20/8/09, The Hub (Edinburgh Festival)
Billed as "triplepipes, lust and spilt blood" it appeared to have none of the latter two and only a little of the first, at the very beginning, when the piper Barnaby Brown and the singer (and harpist) Patsy Seddon came on singing a Gaelic son. Later he played the bagpipes. D complained she'd been short-changed and I was inclined to agree.

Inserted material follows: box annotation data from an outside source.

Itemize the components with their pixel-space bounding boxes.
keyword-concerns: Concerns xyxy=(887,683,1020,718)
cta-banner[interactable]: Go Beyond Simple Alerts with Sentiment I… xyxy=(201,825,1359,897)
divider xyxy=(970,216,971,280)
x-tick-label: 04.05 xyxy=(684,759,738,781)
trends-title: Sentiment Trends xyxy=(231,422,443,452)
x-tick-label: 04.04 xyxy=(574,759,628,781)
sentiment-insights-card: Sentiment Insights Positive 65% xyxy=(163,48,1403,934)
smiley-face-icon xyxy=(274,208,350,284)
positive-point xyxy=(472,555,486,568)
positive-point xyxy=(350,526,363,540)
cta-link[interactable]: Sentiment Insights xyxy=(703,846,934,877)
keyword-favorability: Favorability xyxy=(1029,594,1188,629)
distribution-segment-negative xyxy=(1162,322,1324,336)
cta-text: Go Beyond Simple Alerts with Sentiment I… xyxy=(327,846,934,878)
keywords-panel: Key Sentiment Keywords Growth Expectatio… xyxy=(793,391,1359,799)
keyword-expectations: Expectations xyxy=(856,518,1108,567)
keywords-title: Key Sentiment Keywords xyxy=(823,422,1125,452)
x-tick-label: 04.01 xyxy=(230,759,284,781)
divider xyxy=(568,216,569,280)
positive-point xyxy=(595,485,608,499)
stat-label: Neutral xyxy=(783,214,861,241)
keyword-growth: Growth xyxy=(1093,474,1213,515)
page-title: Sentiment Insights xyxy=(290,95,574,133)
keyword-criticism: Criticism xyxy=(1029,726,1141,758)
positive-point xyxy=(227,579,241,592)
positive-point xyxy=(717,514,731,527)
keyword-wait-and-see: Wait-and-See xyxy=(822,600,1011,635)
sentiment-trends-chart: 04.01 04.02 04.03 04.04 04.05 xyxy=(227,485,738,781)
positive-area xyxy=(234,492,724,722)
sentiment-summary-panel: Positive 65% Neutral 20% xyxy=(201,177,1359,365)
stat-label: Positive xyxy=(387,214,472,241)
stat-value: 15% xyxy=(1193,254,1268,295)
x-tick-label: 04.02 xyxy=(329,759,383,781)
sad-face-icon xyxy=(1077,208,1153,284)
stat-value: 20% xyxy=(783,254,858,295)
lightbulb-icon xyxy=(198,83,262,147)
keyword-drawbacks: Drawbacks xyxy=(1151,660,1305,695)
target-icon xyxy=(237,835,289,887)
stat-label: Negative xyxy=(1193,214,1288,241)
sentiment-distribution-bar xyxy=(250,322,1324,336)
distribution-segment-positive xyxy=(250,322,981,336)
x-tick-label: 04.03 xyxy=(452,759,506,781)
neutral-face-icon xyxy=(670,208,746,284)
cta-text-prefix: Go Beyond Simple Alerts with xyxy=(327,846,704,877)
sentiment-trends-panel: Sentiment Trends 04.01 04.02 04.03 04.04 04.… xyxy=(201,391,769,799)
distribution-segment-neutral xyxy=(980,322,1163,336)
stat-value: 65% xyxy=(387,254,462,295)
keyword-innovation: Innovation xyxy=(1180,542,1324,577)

A concert by Concerto Caledonia, a Scottish early music group (harpsichord, viol, flute, harp and pipes -- the flautist came from Nova Scotia and the harpist, judging by his accent, from somewhere equidistant between Glasgow, Dublin and Brunswick). With them they had Seddon, a Glasgow folk singer and guitarist called Alasdair Roberts and, an unexpected delight, Martin Carthy, who hadn't been named in the original Festial brochure and who we've never seen live.
And though his voice is reedy his stage presence put him head and shoulders above the rest of 'em.
He and Roberts sang different versions of the same song (called Lord Randall in Carthy's version, Lord Ronald in Roberts's) with recongisably similar words but set to quite different tunes.
There was a fine version of Sir Patrick Spens (which I've never heard sung) by Seddon, a medieval Welsh harp piece (essentially ten verses, each a variation on a very simple theme, with a common refrain) and an utterly impenetrable 17th century pipe song which reminded one of quite how tuneless traditional Scottish pipe music is.
The Hub is an unforgiving venue, made less forgiving by a decision to keep the house lights up. An evening for the most part of academic interest, though one can imagine in the right setting it might have been quite engrossing and involving. We emerged into a cold evening to mingle with the crowds leaving the Tattoo.